Gilad Shalit, 24 ans, qui a également la nationalité française, a été enlevé en Israël le 25 juin 2006 par un commando de trois groupes armés palestiniens de Gaza, dont l'un relevant du Hamas. Il est depuis détenu au secret et la Croix Rouge n'a jamais été autorisée à lui rendre visite.
Sa libération a paru proche à l'automne 2009, après des négociations indirectes menées via l'Egypte et un médiateur allemand sur l'échange du soldat contre un millier de détenus palestiniens.
Les négociations ont achoppé en particulier sur l'identité des détenus concernés et le lieu où ils seraient relâchés, Israël étant réticent à libérer des figures de la deuxième Intifada des années 2000.

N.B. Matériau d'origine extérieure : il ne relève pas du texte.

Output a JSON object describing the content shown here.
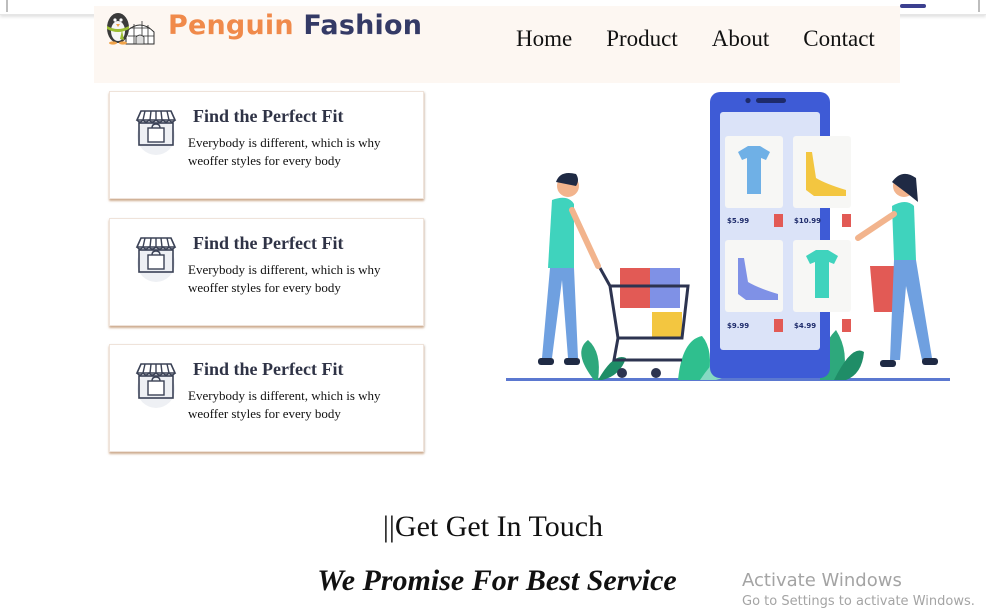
{
  "header": {
    "brand_part1": "Penguin",
    "brand_part2": "Fashion",
    "nav": [
      "Home",
      "Product",
      "About",
      "Contact"
    ]
  },
  "features": [
    {
      "title": "Find the Perfect Fit",
      "text": "Everybody is different, which is why weoffer styles for every body"
    },
    {
      "title": "Find the Perfect Fit",
      "text": "Everybody is different, which is why weoffer styles for every body"
    },
    {
      "title": "Find the Perfect Fit",
      "text": "Everybody is different, which is why weoffer styles for every body"
    }
  ],
  "illustration": {
    "prices": [
      "$5.99",
      "$10.99",
      "$9.99",
      "$4.99"
    ]
  },
  "contact": {
    "heading": "||Get Get In Touch",
    "tagline": "We Promise For Best Service"
  },
  "watermark": {
    "title": "Activate Windows",
    "subtitle": "Go to Settings to activate Windows."
  },
  "colors": {
    "brand_orange": "#f08a4b",
    "brand_navy": "#343a66",
    "header_bg": "#fdf7f2",
    "phone_blue": "#3e5bd6"
  },
  "icons": [
    "penguin-igloo-logo-icon",
    "shop-bag-icon"
  ]
}
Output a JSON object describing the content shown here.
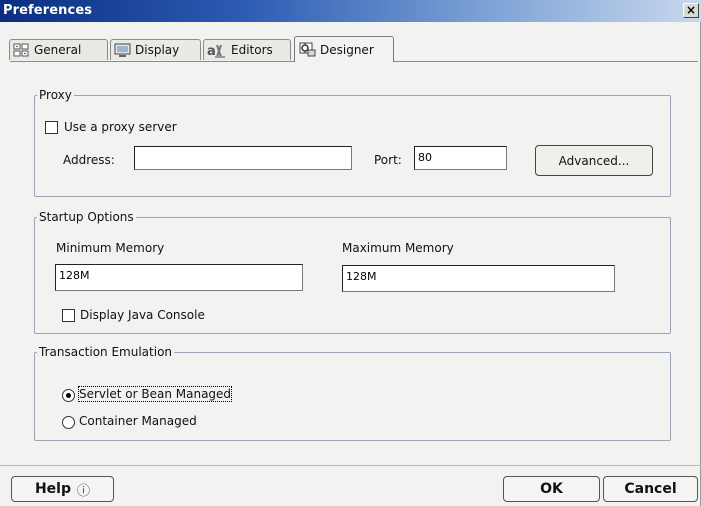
{
  "window": {
    "title": "Preferences",
    "close_glyph": "×"
  },
  "tabs": [
    {
      "label": "General",
      "icon": "general-icon"
    },
    {
      "label": "Display",
      "icon": "display-icon"
    },
    {
      "label": "Editors",
      "icon": "editors-icon"
    },
    {
      "label": "Designer",
      "icon": "designer-icon",
      "active": true
    }
  ],
  "proxy": {
    "legend": "Proxy",
    "use_proxy_label": "Use a proxy server",
    "use_proxy_checked": false,
    "address_label": "Address:",
    "address_value": "",
    "port_label": "Port:",
    "port_value": "80",
    "advanced_label": "Advanced..."
  },
  "startup": {
    "legend": "Startup Options",
    "min_label": "Minimum Memory",
    "min_value": "128M",
    "max_label": "Maximum Memory",
    "max_value": "128M",
    "java_console_label": "Display Java Console",
    "java_console_checked": false
  },
  "transaction": {
    "legend": "Transaction Emulation",
    "options": [
      {
        "label": "Servlet or Bean Managed",
        "checked": true
      },
      {
        "label": "Container Managed",
        "checked": false
      }
    ]
  },
  "footer": {
    "help_label": "Help",
    "help_icon": "ⓘ",
    "ok_label": "OK",
    "cancel_label": "Cancel"
  }
}
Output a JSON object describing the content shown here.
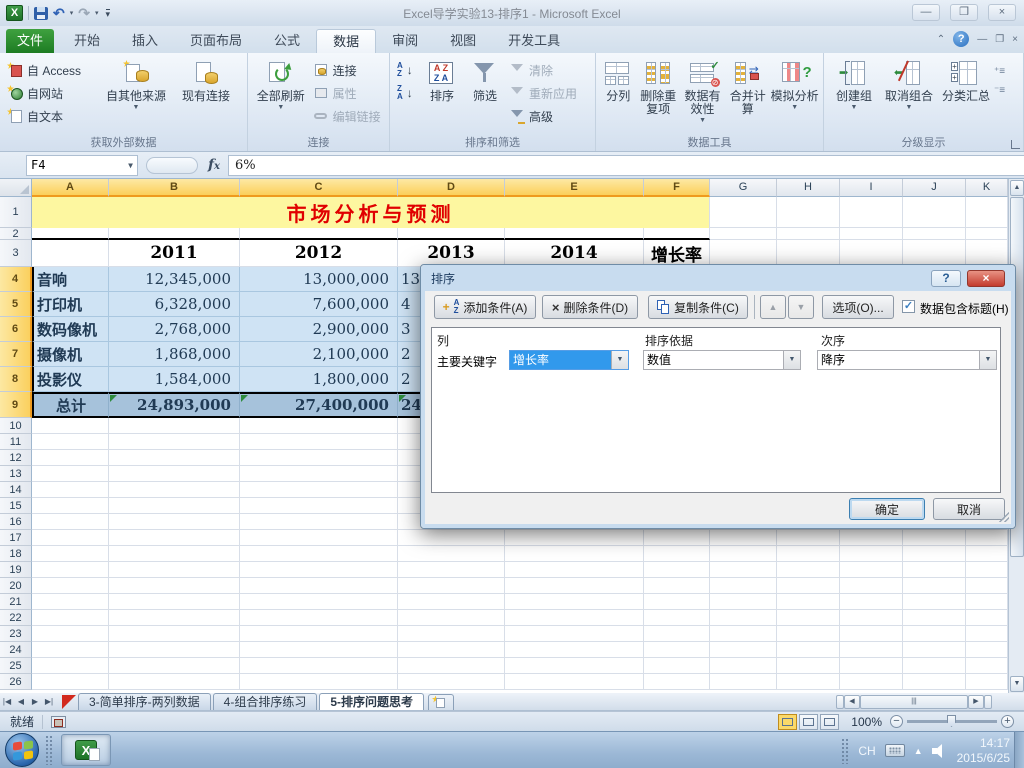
{
  "titlebar": {
    "title": "Excel导学实验13-排序1 - Microsoft Excel"
  },
  "ribbon": {
    "file_tab": "文件",
    "tabs": [
      "开始",
      "插入",
      "页面布局",
      "公式",
      "数据",
      "审阅",
      "视图",
      "开发工具"
    ],
    "active_tab": "数据",
    "external": {
      "label": "获取外部数据",
      "access": "自 Access",
      "web": "自网站",
      "text": "自文本",
      "other": "自其他来源",
      "existing": "现有连接"
    },
    "connections": {
      "label": "连接",
      "refresh_all": "全部刷新",
      "conn": "连接",
      "properties": "属性",
      "edit_links": "编辑链接"
    },
    "sort_filter": {
      "label": "排序和筛选",
      "sort": "排序",
      "filter": "筛选",
      "clear": "清除",
      "reapply": "重新应用",
      "advanced": "高级"
    },
    "data_tools": {
      "label": "数据工具",
      "text_to_columns": "分列",
      "remove_duplicates": "删除重复项",
      "validation": "数据有效性",
      "consolidate": "合并计算",
      "what_if": "模拟分析"
    },
    "outline": {
      "label": "分级显示",
      "group": "创建组",
      "ungroup": "取消组合",
      "subtotal": "分类汇总"
    }
  },
  "formula_bar": {
    "name_box": "F4",
    "value": "6%"
  },
  "grid": {
    "columns": [
      "A",
      "B",
      "C",
      "D",
      "E",
      "F",
      "G",
      "H",
      "I",
      "J",
      "K"
    ],
    "rows_123": [
      "1",
      "2",
      "3"
    ],
    "banner": "市场分析与预测",
    "year_headers": [
      "2011",
      "2012",
      "2013",
      "2014"
    ],
    "growth_header": "增长率",
    "rows": [
      {
        "n": "4",
        "label": "音响",
        "y2011": "12,345,000",
        "y2012": "13,000,000",
        "y2013_partial": "13"
      },
      {
        "n": "5",
        "label": "打印机",
        "y2011": "6,328,000",
        "y2012": "7,600,000",
        "y2013_partial": "4"
      },
      {
        "n": "6",
        "label": "数码像机",
        "y2011": "2,768,000",
        "y2012": "2,900,000",
        "y2013_partial": "3"
      },
      {
        "n": "7",
        "label": "摄像机",
        "y2011": "1,868,000",
        "y2012": "2,100,000",
        "y2013_partial": "2"
      },
      {
        "n": "8",
        "label": "投影仪",
        "y2011": "1,584,000",
        "y2012": "1,800,000",
        "y2013_partial": "2"
      }
    ],
    "total": {
      "n": "9",
      "label": "总计",
      "y2011": "24,893,000",
      "y2012": "27,400,000",
      "y2013_partial": "24"
    },
    "empty_row_numbers": [
      10,
      11,
      12,
      13,
      14,
      15,
      16,
      17,
      18,
      19,
      20,
      21,
      22,
      23,
      24,
      25,
      26
    ]
  },
  "sort_dialog": {
    "title": "排序",
    "add": "添加条件(A)",
    "delete": "删除条件(D)",
    "copy": "复制条件(C)",
    "options": "选项(O)...",
    "header_checkbox": "数据包含标题(H)",
    "col_header": "列",
    "sort_on_header": "排序依据",
    "order_header": "次序",
    "key_label": "主要关键字",
    "key_value": "增长率",
    "sort_on_value": "数值",
    "order_value": "降序",
    "ok": "确定",
    "cancel": "取消"
  },
  "sheet_tabs": {
    "tab1": "3-简单排序-两列数据",
    "tab2": "4-组合排序练习",
    "tab3": "5-排序问题思考"
  },
  "status_bar": {
    "ready": "就绪",
    "zoom": "100%"
  },
  "taskbar": {
    "lang": "CH",
    "time": "14:17",
    "date": "2015/6/25"
  }
}
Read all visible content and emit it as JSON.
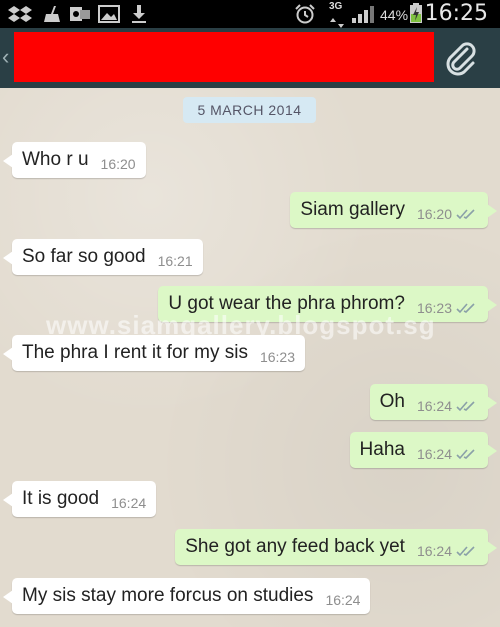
{
  "status_bar": {
    "battery_percent": "44%",
    "network": "3G",
    "time": "16:25",
    "icons": [
      "dropbox-icon",
      "cleaner-icon",
      "outlook-icon",
      "gallery-icon",
      "download-icon",
      "alarm-icon",
      "network-3g-icon",
      "signal-icon",
      "battery-icon"
    ]
  },
  "header": {
    "back_glyph": "‹",
    "icons": [
      "back-icon",
      "attach-paperclip-icon"
    ]
  },
  "chat": {
    "date": "5 MARCH 2014",
    "watermark": "www.siamgallery.blogspot.sg",
    "messages": [
      {
        "dir": "in",
        "text": "Who r u",
        "time": "16:20"
      },
      {
        "dir": "out",
        "text": "Siam gallery",
        "time": "16:20"
      },
      {
        "dir": "in",
        "text": "So far so good",
        "time": "16:21"
      },
      {
        "dir": "out",
        "text": "U got wear the phra phrom?",
        "time": "16:23"
      },
      {
        "dir": "in",
        "text": "The phra I rent it for my sis",
        "time": "16:23"
      },
      {
        "dir": "out",
        "text": "Oh",
        "time": "16:24"
      },
      {
        "dir": "out",
        "text": "Haha",
        "time": "16:24"
      },
      {
        "dir": "in",
        "text": "It is good",
        "time": "16:24"
      },
      {
        "dir": "out",
        "text": "She got any feed back yet",
        "time": "16:24"
      },
      {
        "dir": "in",
        "text": "My sis stay more forcus on studies",
        "time": "16:24"
      }
    ]
  },
  "colors": {
    "incoming_bubble": "#ffffff",
    "outgoing_bubble": "#dcf8c6",
    "header": "#2a3f45",
    "date_pill": "#d6e9f3",
    "redaction": "#ff0000"
  }
}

Dans une lettre adressée mercredi au Premier ministre israélien, les parents du soldat israélien ont affirmé qu'après l'accord de réconciliation entre le Hamas et le Fatah, l'Autorité palestinienne était désormais responsable du sort de Gilad Shalit.
"Le gouvernement israélien doit se réunir pour décider des mesures qu'il convient d'entreprendre contre l'Autorité palestinienne au sujet de Gilad Shalit. Israël doit faire savoir à celle-ci qu'après la signature de l'accord de réconciliation, il la considère comme tenue d'appliquer la Convention de Genève" sur les prisonniers de guerre, a insisté la famille.
Dans cette lettre, les parents du soldat, Aviva et Noam Shalit, ont aussi pressé le gouvernement israélien de différer jusqu'à nouvel ordre le versement à l'Autorité palestinienne de sa part de taxes prélevées par Israël sur des produits destinés aux Territoires palestiniens.
Le Hamas de Khaled Mechaal, qui contrôle la bande de Gaza, et le Fatah de Mahmoud Abbas, au pouvoir en Cisjordanie, ont conclu cette semaine un accord de réconciliation sous les auspices de l'Egypte, après quatre ans d'antagonisme.